In conclusion, our analysis of TCGA revealed that SF3B1 mutations are frequently found in breast cancer patients, and that they are poor prognostic indicators in PR-negative and luminal B breast cancer patients. SF3B1 mutations were found to be significantly associated with the age at diagnosis and/or ER status in PR-negative and luminal B breast cancer patients. Moreover, combining the age at diagnosis and ER status could better predict the existence of SF3B1 mutations. As demonstrated by spliceostatin A, the SF3b complex may be a novel therapeutic target for breast cancer patients with SF3B1 mutations.

MATERIALS AND METHODS

Analysis using the cancer genome atlas (tcga) database

We analyzed SF3B1 mutation data and clinic data of breast cancer patients from TCGA database (www.cbioportal.org/). We enrolled 2059, 1105, 103, and 100 invasive breast carcinoma patients from the METABRIC, TCGA (provisional), broad, and Sanger datasets, respectively, in our study. Our institutional review board approved this study, which was performed according to the principles of the Declaration of Helsinki. There were 81 patients with SF3B1 mutations among 3817 patients with invasive breast carcinoma. Breast cancers were divided into four types: invasive breast carcinoma (979), breast invasive ductal carcinoma (2316), breast invasive lobular carcinoma (347), and breast mixed ductal and lobular carcinoma (122).
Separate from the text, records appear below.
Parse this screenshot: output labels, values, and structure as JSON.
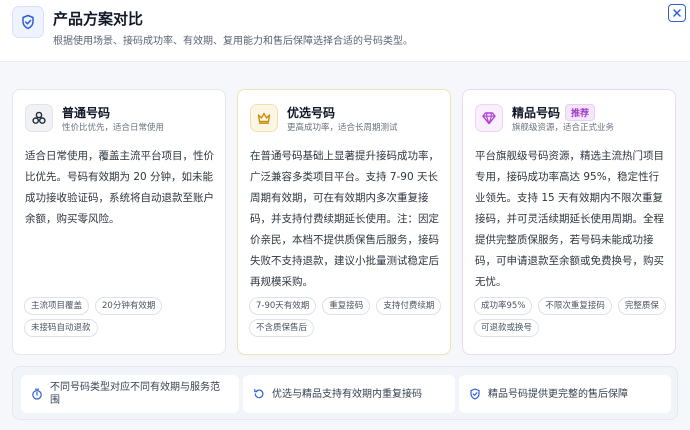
{
  "header": {
    "title": "产品方案对比",
    "subtitle": "根据使用场景、接码成功率、有效期、复用能力和售后保障选择合适的号码类型。",
    "icon": "shield-check-icon",
    "close_icon": "close-icon"
  },
  "cards": [
    {
      "title": "普通号码",
      "subtitle": "性价比优先，适合日常使用",
      "icon": "cluster-icon",
      "description": "适合日常使用，覆盖主流平台项目，性价比优先。号码有效期为 20 分钟，如未能成功接收验证码，系统将自动退款至账户余额，购买零风险。",
      "tags": [
        "主流项目覆盖",
        "20分钟有效期",
        "未接码自动退款"
      ]
    },
    {
      "title": "优选号码",
      "subtitle": "更高成功率，适合长周期测试",
      "icon": "crown-icon",
      "description": "在普通号码基础上显著提升接码成功率，广泛兼容多类项目平台。支持 7-90 天长周期有效期，可在有效期内多次重复接码，并支持付费续期延长使用。注：因定价亲民，本档不提供质保售后服务，接码失败不支持退款，建议小批量测试稳定后再规模采购。",
      "tags": [
        "7-90天有效期",
        "重复接码",
        "支持付费续期",
        "不含质保售后"
      ]
    },
    {
      "title": "精品号码",
      "badge": "推荐",
      "subtitle": "旗舰级资源，适合正式业务",
      "icon": "diamond-icon",
      "description": "平台旗舰级号码资源，精选主流热门项目专用，接码成功率高达 95%，稳定性行业领先。支持 15 天有效期内不限次重复接码，并可灵活续期延长使用周期。全程提供完整质保服务，若号码未能成功接码，可申请退款至余额或免费换号，购买无忧。",
      "tags": [
        "成功率95%",
        "不限次重复接码",
        "完整质保",
        "可退款或换号"
      ]
    }
  ],
  "footer": [
    {
      "text": "不同号码类型对应不同有效期与服务范围",
      "icon": "timer-icon"
    },
    {
      "text": "优选与精品支持有效期内重复接码",
      "icon": "refresh-icon"
    },
    {
      "text": "精品号码提供更完整的售后保障",
      "icon": "shield-check-icon"
    }
  ],
  "colors": {
    "accent": "#2f5fd8",
    "gold": "#c9900f",
    "purple": "#b03fd6"
  }
}
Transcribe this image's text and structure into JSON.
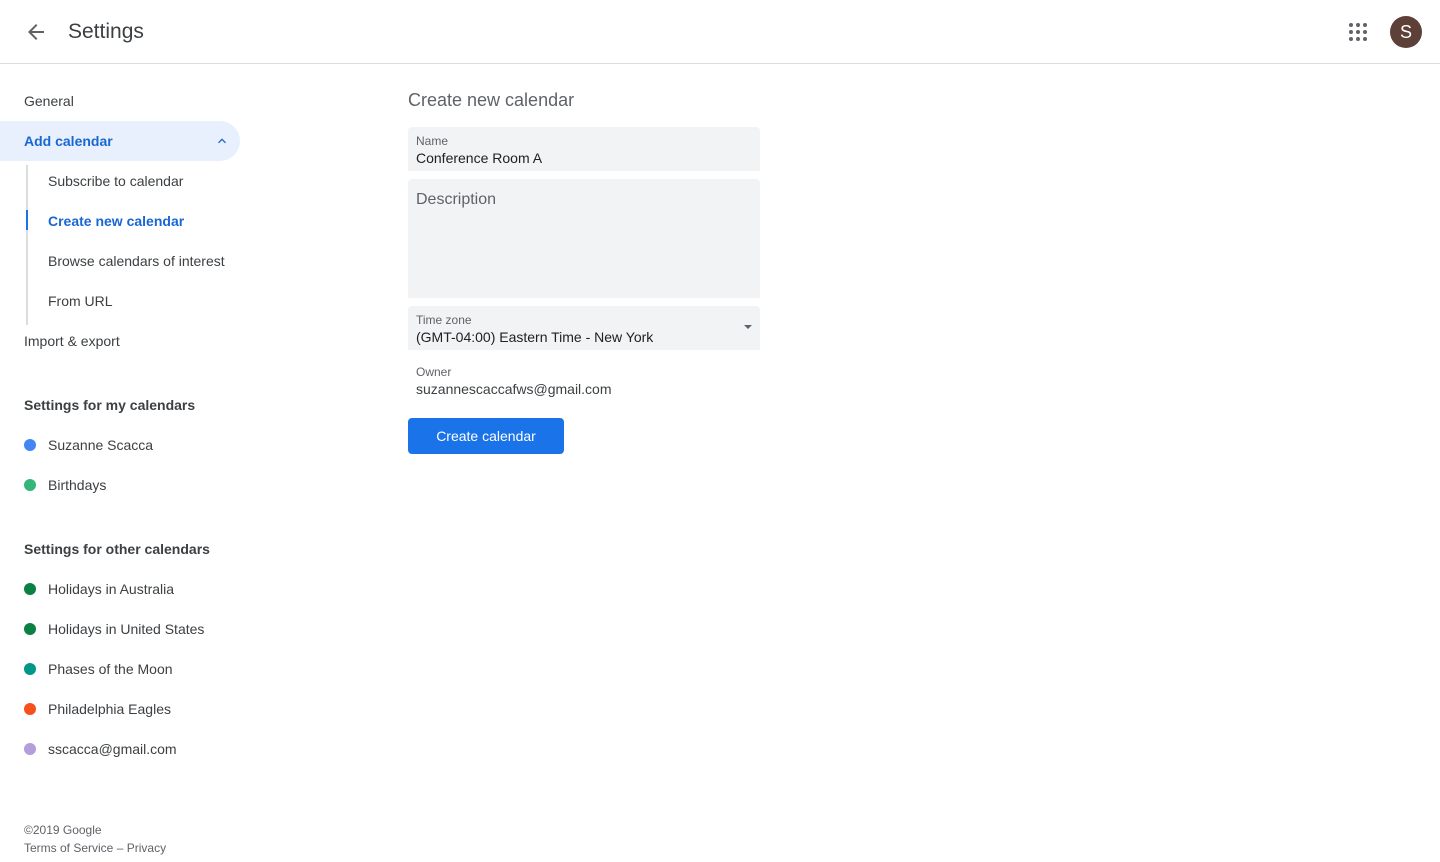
{
  "header": {
    "title": "Settings",
    "avatar_initial": "S"
  },
  "sidebar": {
    "general": "General",
    "add_calendar": "Add calendar",
    "sub_items": [
      "Subscribe to calendar",
      "Create new calendar",
      "Browse calendars of interest",
      "From URL"
    ],
    "import_export": "Import & export",
    "my_calendars_heading": "Settings for my calendars",
    "my_calendars": [
      {
        "name": "Suzanne Scacca",
        "color": "#4285f4"
      },
      {
        "name": "Birthdays",
        "color": "#33b679"
      }
    ],
    "other_calendars_heading": "Settings for other calendars",
    "other_calendars": [
      {
        "name": "Holidays in Australia",
        "color": "#0b8043"
      },
      {
        "name": "Holidays in United States",
        "color": "#0b8043"
      },
      {
        "name": "Phases of the Moon",
        "color": "#009688"
      },
      {
        "name": "Philadelphia Eagles",
        "color": "#f4511e"
      },
      {
        "name": "sscacca@gmail.com",
        "color": "#b39ddb"
      }
    ]
  },
  "footer": {
    "copyright": "©2019 Google",
    "terms": "Terms of Service",
    "separator": "–",
    "privacy": "Privacy"
  },
  "form": {
    "title": "Create new calendar",
    "name_label": "Name",
    "name_value": "Conference Room A",
    "description_placeholder": "Description",
    "timezone_label": "Time zone",
    "timezone_value": "(GMT-04:00) Eastern Time - New York",
    "owner_label": "Owner",
    "owner_value": "suzannescaccafws@gmail.com",
    "create_button": "Create calendar"
  },
  "colors": {
    "accent": "#1a73e8",
    "active_bg": "#e8f0fe",
    "active_text": "#1967d2",
    "avatar_bg": "#5d4037"
  }
}
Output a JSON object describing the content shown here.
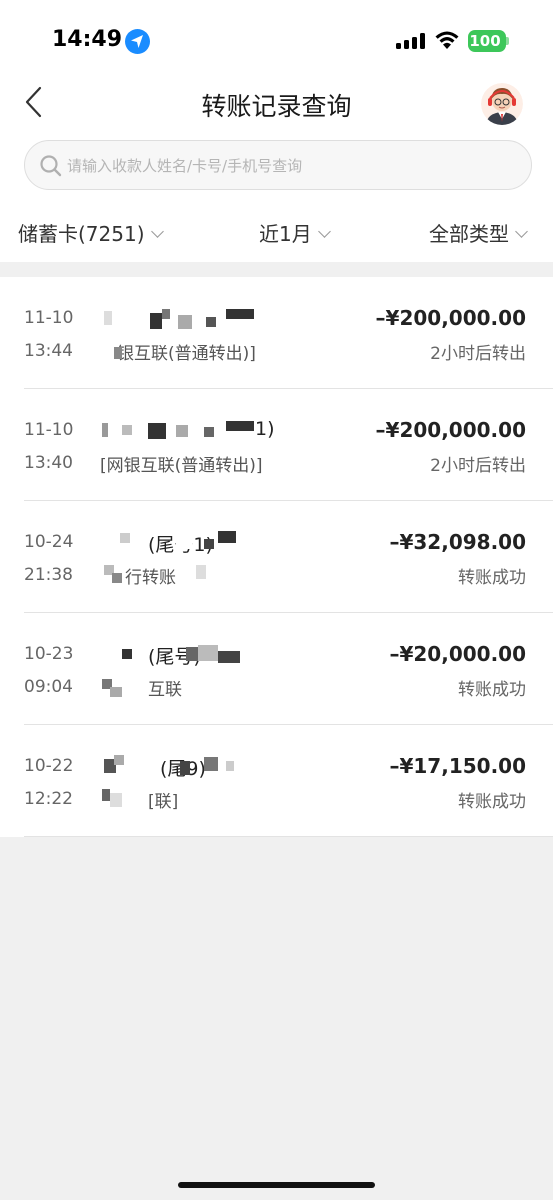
{
  "status_bar": {
    "time": "14:49",
    "battery": "100",
    "icons": [
      "location-arrow-icon",
      "signal-icon",
      "wifi-icon",
      "battery-icon"
    ]
  },
  "nav": {
    "title": "转账记录查询",
    "back_icon": "chevron-left-icon",
    "avatar_icon": "avatar-icon"
  },
  "search": {
    "placeholder": "请输入收款人姓名/卡号/手机号查询",
    "icon": "search-icon"
  },
  "filters": {
    "card": "储蓄卡(7251)",
    "period": "近1月",
    "type": "全部类型"
  },
  "records": [
    {
      "date": "11-10",
      "time": "13:44",
      "name": "",
      "desc": "银互联(普通转出)]",
      "amount": "–¥200,000.00",
      "status": "2小时后转出"
    },
    {
      "date": "11-10",
      "time": "13:40",
      "name": "1)",
      "desc": "[网银互联(普通转出)]",
      "amount": "–¥200,000.00",
      "status": "2小时后转出"
    },
    {
      "date": "10-24",
      "time": "21:38",
      "name": "(尾号1)",
      "desc": "行转账",
      "amount": "–¥32,098.00",
      "status": "转账成功"
    },
    {
      "date": "10-23",
      "time": "09:04",
      "name": "(尾号)",
      "desc": "互联",
      "amount": "–¥20,000.00",
      "status": "转账成功"
    },
    {
      "date": "10-22",
      "time": "12:22",
      "name": "(尾9)",
      "desc": "[联]",
      "amount": "–¥17,150.00",
      "status": "转账成功"
    }
  ],
  "colors": {
    "page_bg": "#f0f0f0",
    "accent_blue": "#1a8cff",
    "battery_green": "#3dc75a"
  }
}
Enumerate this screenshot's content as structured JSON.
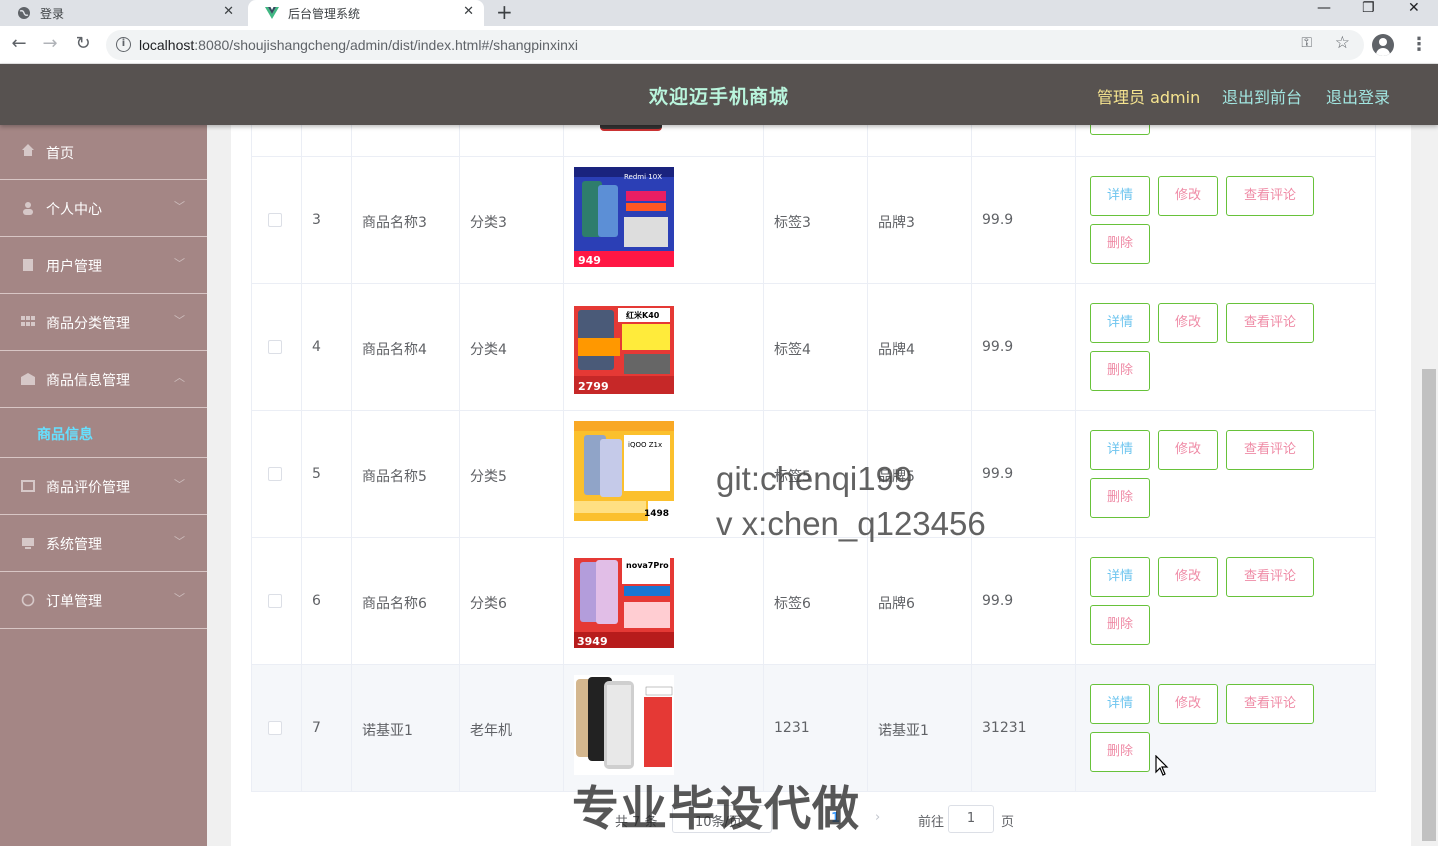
{
  "browser": {
    "tabs": [
      {
        "title": "登录"
      },
      {
        "title": "后台管理系统"
      }
    ],
    "url_host": "localhost",
    "url_rest": ":8080/shoujishangcheng/admin/dist/index.html#/shangpinxinxi"
  },
  "header": {
    "title": "欢迎迈手机商城",
    "admin": "管理员 admin",
    "to_front": "退出到前台",
    "logout": "退出登录"
  },
  "sidebar": {
    "items": [
      {
        "label": "首页",
        "icon": "home-icon"
      },
      {
        "label": "个人中心",
        "icon": "user-icon"
      },
      {
        "label": "用户管理",
        "icon": "document-icon"
      },
      {
        "label": "商品分类管理",
        "icon": "grid-icon"
      },
      {
        "label": "商品信息管理",
        "icon": "goods-icon"
      },
      {
        "label": "商品评价管理",
        "icon": "comment-icon"
      },
      {
        "label": "系统管理",
        "icon": "system-icon"
      },
      {
        "label": "订单管理",
        "icon": "order-icon"
      }
    ],
    "active_sub": "商品信息"
  },
  "table": {
    "rows": [
      {
        "idx": "3",
        "name": "商品名称3",
        "category": "分类3",
        "tag": "标签3",
        "brand": "品牌3",
        "price": "99.9",
        "img_label": "949",
        "img_title": "Redmi 10X"
      },
      {
        "idx": "4",
        "name": "商品名称4",
        "category": "分类4",
        "tag": "标签4",
        "brand": "品牌4",
        "price": "99.9",
        "img_label": "2799",
        "img_title": "红米K40"
      },
      {
        "idx": "5",
        "name": "商品名称5",
        "category": "分类5",
        "tag": "标签5",
        "brand": "品牌5",
        "price": "99.9",
        "img_label": "1498",
        "img_title": "iQOO Z1x"
      },
      {
        "idx": "6",
        "name": "商品名称6",
        "category": "分类6",
        "tag": "标签6",
        "brand": "品牌6",
        "price": "99.9",
        "img_label": "3949",
        "img_title": "nova7Pro"
      },
      {
        "idx": "7",
        "name": "诺基亚1",
        "category": "老年机",
        "tag": "1231",
        "brand": "诺基亚1",
        "price": "31231",
        "img_label": "",
        "img_title": ""
      }
    ],
    "actions": {
      "detail": "详情",
      "edit": "修改",
      "review": "查看评论",
      "delete": "删除"
    }
  },
  "pagination": {
    "total": "共 7 条",
    "page_size": "10条/页",
    "current": "1",
    "goto": "前往",
    "goto_value": "1",
    "page_unit": "页"
  },
  "watermarks": {
    "line1": "git:chenqi199",
    "line2": "v x:chen_q123456",
    "line3": "专业毕设代做"
  },
  "colors": {
    "header_bg": "#575250",
    "sidebar_bg": "#a48685",
    "title": "#b9f4dc",
    "button_border": "#67c23a"
  }
}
Fifty-three patients were not classified because of the rarity of their tumor types, including adenoid cystic breast cancer, phyllodes tumor of the breast, and unclassified breast cancer.

Risk factor analysis

The following parameters were investigated for their role in the prognosis of patients with breast cancer: age at diagnosis, N-index, ER status, PR status, HER2 status, menopausal state, PAM50 and claudin-low subtype, histological grade, breast cancer type, tumor stage, and primary tumor laterality. Additionally, SF3B1 was also analyzed as a prognostic marker. We divided the age and N-Index into dichotomous variables (< 65 vs. ≥ 65 years and < 4.05 vs. ≥ 4.05, respectively); these cutoff values were based on OS.

Statistical analysis

All dichotomous variables were analyzed by using a Cox regression models in all patients. Next, we divided all dichotomous prognostic factors into two subgroups in which the SF3B1 mutation as independent prognostic factor was evaluated. The Kaplan-Meier method was used to estimate survival function of each variable that was found to be a significant factor. Univariate analysis was performed to identify significant independent prognostic factors for OS. The Cox proportional hazards model was used to estimate the HRs and CIs of potential prognostic factors in all patients, including that of SF3B1 mutation in the aforementioned subgroups. Patients who were positive for significant prognostic factors were subjected to Kaplan-Meier analysis to clarify the role of the SF3B1 mutation on their survival. A logistic regression model was used to analyze associations between the investigated prognostic factors and SF3B1 mutation. Variables identified via univariate analysis (α = 0.25) were subjected to multivariable logistic regression analysis to determine their association with SF3B1 mutations. ROC curves were constructed to predict the sensitivity and specificity of SF3B1 mutations according to the AUC and 95% CI. We also assessed the combined effects of age at diagnosis and ER status on the occurrence of SF3B1 mutations. All analyses were performed using SPSS for Windows, version 20.0 (SPSS, Chicago, IL, USA).

Abbreviations

AUC, area under the curve; CI, confidence interval; CLL, chronic lymphocytic leukemia; ER, estrogen receptor; HR, hazard ratio; HER2, human epidermal growth factor receptor 2; N-index, Nottingham prognostic index; OR, odds ratio; OS, overall survival; PR, progesterone receptor; ROC, receiver operating characteristic; TCGA, The Cancer Genome Atlas;

Author contributions

Xing Fu, Xing Xin, and Ding Ma conceived and designed the experiments. Ming Tian, Jia Gu, and Teng Cheng performed the experiments. Ming Tian, Jia Gu, and Xing Xin analyzed the data. Ling Feng and Xing Xin wrote the manuscript.

ACKNOWLEDGMENTS

We thank all patients involved in this study. We also thank cBioPortal for providing a free website that allows the retrieval of reliable public data.

CONFLICTS OF INTEREST

The authors declare that they have no conflicts of interest.

FUNDING

The work was supported by a grant from the National Key Research & Development Program of China (2016YFC1000405, 2016YFC0902901).

REFERENCES

1. Schellenberg MJ, Edwards RA, Ritchie DB, Kent OA, Golas MM, Stark H, Lührmann R, Glover JN, MacMillan AM. Crystal structure of a core spliceosomal protein interface. Proc Natl Acad Sci USA. 2006; 103:1266–71.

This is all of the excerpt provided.